Für die Wirtschaft des Landes bedeuten sie in jedem Fall erhebliche Nachteile. Das gilt allerdings auch für Österreich. Laut Wirtschaftskammer haben tausende österreichische Unternehmen in Rumänien investiert und mittelfristig mit einem ungehinderten Transit auf der Straße gerechnet. Rumänien ist Österreichs 15.-wichtigster Exportmarkt und 19.-wichtigster Importpartner. Die Verzögerungen an den Grenzen müssen die Betroffene jedenfalls auf der Soll-Seite ihrer Bilanz verbuchen.

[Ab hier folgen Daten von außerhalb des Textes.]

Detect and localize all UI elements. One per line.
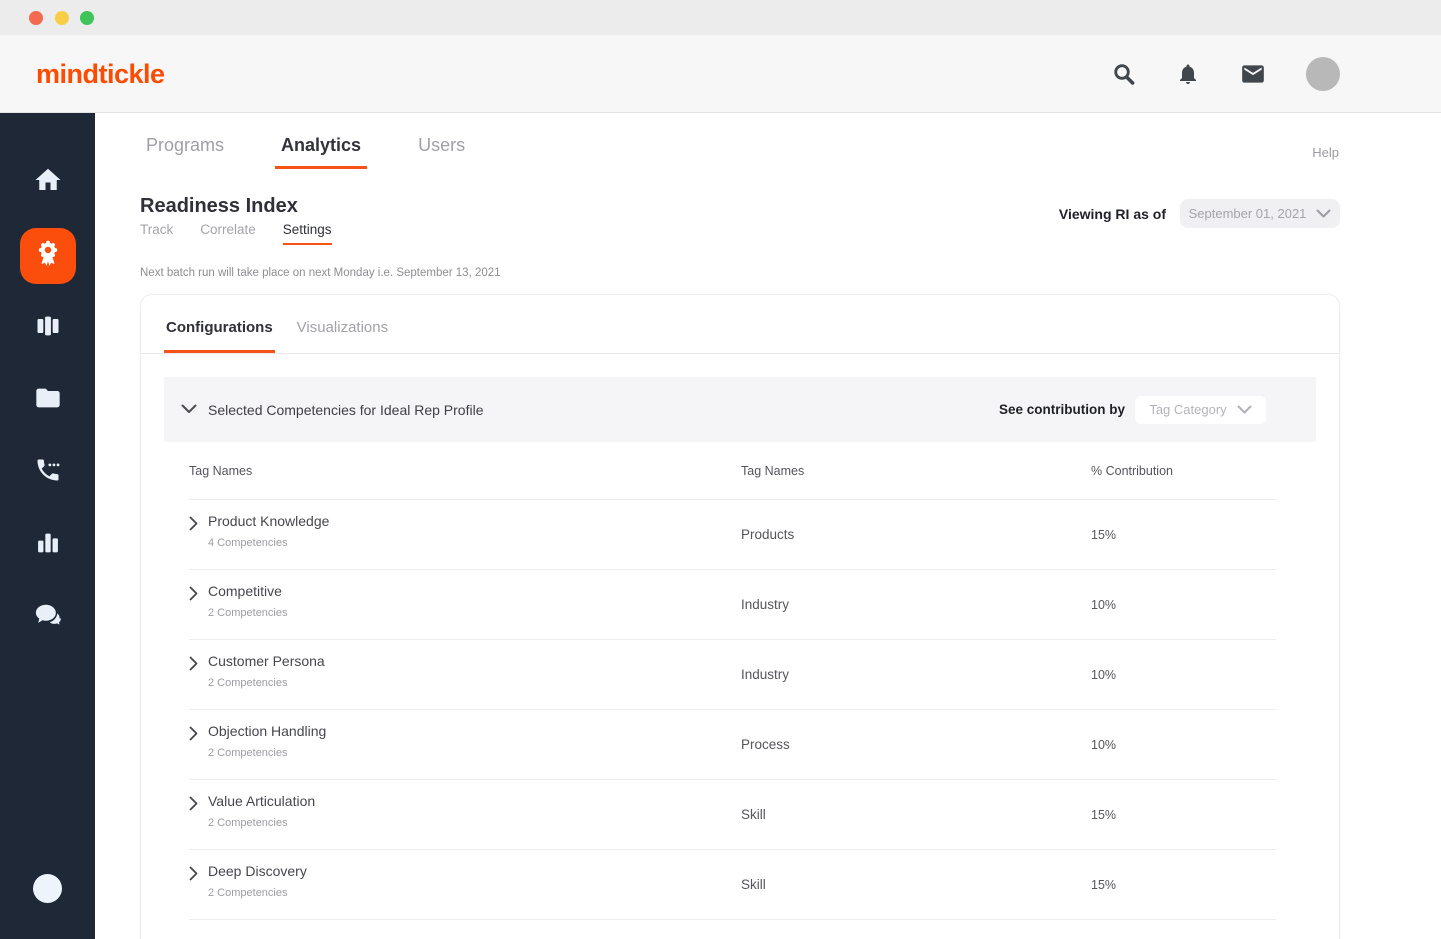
- expand-row-icon[interactable]: [189, 516, 198, 531]
- competency-count: 2 Competencies: [208, 747, 288, 759]
- window-titlebar: [0, 0, 1441, 35]
- subtab-settings[interactable]: Settings: [282, 222, 332, 245]
- mindtickle-logo[interactable]: mindtickle: [36, 59, 165, 90]
- tab-configurations[interactable]: Configurations: [164, 319, 275, 353]
- tag-category-value: Products: [741, 527, 795, 542]
- tag-category-value: Industry: [741, 667, 790, 682]
- contribution-percent: 10%: [1091, 597, 1117, 612]
- primary-nav: Programs Analytics Users: [140, 135, 471, 169]
- table-row[interactable]: Deep Discovery 2 Competencies Skill 15%: [189, 850, 1276, 920]
- tab-visualizations[interactable]: Visualizations: [295, 319, 390, 353]
- sidebar-item-calls[interactable]: [20, 444, 76, 500]
- sidebar-item-library[interactable]: [20, 372, 76, 428]
- table-row[interactable]: Product Knowledge 4 Competencies Product…: [189, 500, 1276, 570]
- competency-name: Value Articulation: [208, 793, 316, 809]
- tag-category-value: Process: [741, 737, 790, 752]
- ri-date-value: September 01, 2021: [1188, 206, 1307, 221]
- competency-count: 2 Competencies: [208, 817, 288, 829]
- competencies-table: Tag Names Tag Names % Contribution Produ…: [189, 442, 1276, 920]
- window-maximize-button[interactable]: [80, 11, 94, 25]
- expand-row-icon[interactable]: [189, 656, 198, 671]
- tag-category-value: Industry: [741, 597, 790, 612]
- contribution-percent: 15%: [1091, 527, 1117, 542]
- column-header-tag-names: Tag Names: [189, 463, 253, 478]
- contribution-percent: 15%: [1091, 807, 1117, 822]
- sidebar-item-modules[interactable]: [20, 300, 76, 356]
- folder-icon: [34, 384, 62, 417]
- expand-row-icon[interactable]: [189, 866, 198, 881]
- columns-icon: [34, 312, 62, 345]
- search-icon[interactable]: [1112, 62, 1136, 86]
- subtab-correlate[interactable]: Correlate: [200, 222, 256, 245]
- tab-users[interactable]: Users: [412, 135, 471, 169]
- readiness-subtabs: Track Correlate Settings: [140, 222, 332, 245]
- window-minimize-button[interactable]: [55, 11, 69, 25]
- viewing-ri-label: Viewing RI as of: [1058, 205, 1166, 222]
- expand-row-icon[interactable]: [189, 726, 198, 741]
- competency-name: Deep Discovery: [208, 863, 307, 879]
- table-header-row: Tag Names Tag Names % Contribution: [189, 442, 1276, 500]
- competencies-section-header: Selected Competencies for Ideal Rep Prof…: [164, 377, 1316, 442]
- subtab-track[interactable]: Track: [140, 222, 173, 245]
- chevron-down-icon: [1316, 206, 1331, 221]
- notifications-bell-icon[interactable]: [1176, 62, 1200, 86]
- competency-name: Competitive: [208, 583, 282, 599]
- medal-icon: [32, 238, 64, 275]
- table-row[interactable]: Objection Handling 2 Competencies Proces…: [189, 710, 1276, 780]
- batch-run-note: Next batch run will take place on next M…: [140, 267, 501, 279]
- chat-bubbles-icon: [33, 601, 63, 636]
- competency-count: 4 Competencies: [208, 537, 288, 549]
- user-avatar[interactable]: [1306, 57, 1340, 91]
- phone-call-icon: [34, 456, 62, 489]
- contribution-percent: 10%: [1091, 737, 1117, 752]
- competency-count: 2 Competencies: [208, 677, 288, 689]
- app-header: mindtickle: [0, 35, 1441, 113]
- tab-programs[interactable]: Programs: [140, 135, 230, 169]
- sidebar-item-home[interactable]: [20, 154, 76, 210]
- bar-chart-icon: [34, 529, 62, 562]
- settings-card: Configurations Visualizations Selected C…: [140, 294, 1340, 939]
- ri-date-dropdown[interactable]: September 01, 2021: [1180, 199, 1340, 228]
- competency-name: Product Knowledge: [208, 513, 330, 529]
- tag-category-value: Tag Category: [1149, 402, 1227, 417]
- table-row[interactable]: Customer Persona 2 Competencies Industry…: [189, 640, 1276, 710]
- help-bubble[interactable]: [33, 874, 62, 903]
- sidebar-item-analytics[interactable]: [20, 517, 76, 573]
- table-body: Product Knowledge 4 Competencies Product…: [189, 500, 1276, 920]
- main-content: Programs Analytics Users Help Readiness …: [95, 113, 1441, 939]
- help-link[interactable]: Help: [1312, 145, 1339, 160]
- contribution-percent: 10%: [1091, 667, 1117, 682]
- viewing-ri-control: Viewing RI as of September 01, 2021: [1059, 199, 1340, 228]
- section-title: Selected Competencies for Ideal Rep Prof…: [208, 401, 484, 418]
- main-sidebar: [0, 113, 95, 939]
- table-row[interactable]: Competitive 2 Competencies Industry 10%: [189, 570, 1276, 640]
- contribution-by-label: See contribution by: [998, 402, 1125, 417]
- home-icon: [33, 165, 63, 200]
- competency-count: 2 Competencies: [208, 607, 288, 619]
- card-tabs: Configurations Visualizations: [141, 295, 1339, 354]
- tag-category-value: Skill: [741, 877, 766, 892]
- competency-count: 2 Competencies: [208, 887, 288, 899]
- window-close-button[interactable]: [29, 11, 43, 25]
- expand-row-icon[interactable]: [189, 586, 198, 601]
- expand-row-icon[interactable]: [189, 796, 198, 811]
- page-title: Readiness Index: [140, 195, 298, 217]
- contribution-percent: 15%: [1091, 877, 1117, 892]
- sidebar-item-coaching[interactable]: [20, 590, 76, 646]
- tab-analytics[interactable]: Analytics: [275, 135, 368, 169]
- column-header-contribution: % Contribution: [1091, 463, 1173, 478]
- collapse-section-icon[interactable]: [181, 401, 197, 419]
- tag-category-dropdown[interactable]: Tag Category: [1135, 395, 1266, 424]
- competency-name: Customer Persona: [208, 653, 325, 669]
- tag-category-value: Skill: [741, 807, 766, 822]
- competency-name: Objection Handling: [208, 723, 327, 739]
- sidebar-item-readiness[interactable]: [20, 228, 76, 284]
- chevron-down-icon: [1237, 402, 1252, 417]
- mail-icon[interactable]: [1240, 61, 1266, 87]
- column-header-tag-names-2: Tag Names: [741, 463, 805, 478]
- table-row[interactable]: Value Articulation 2 Competencies Skill …: [189, 780, 1276, 850]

Ähnlich ergeht es den Pflegerinnen, die regelmäßig in Reisebussen nach Österreich pendeln und nun weiter stundenlange Wartezeiten erdulden müssen. Was viele hierzulande vergessen: In Rumänien herrscht mittlerweile ebenfalls ein Pflegenotstand, was mittelfristig dazu führen wird, dass diese Frauen nicht mehr alle Unwägbarkeiten in Kauf nehmen, um einen Job im Ausland anzunehmen. Ohne die Altenbetreuerinnen aus Rumänien würde das österreichische Pflegesystem allerdings kollabieren. Auf diesen Aspekt haben m Nationalrat vor allem die Neos immer wieder hingewiesen. Die Volkspartei zeigte sich angesichts ihres Schengen-Vetos auf diesem Ohr aber bislang taub. Vielmehr heißt es, die Sicherheit habe in dieser Angelegenheit absolute Priorität. Übersetzt: Von einer offenen rumänischen Landgrenze geht eine Gefahr aus.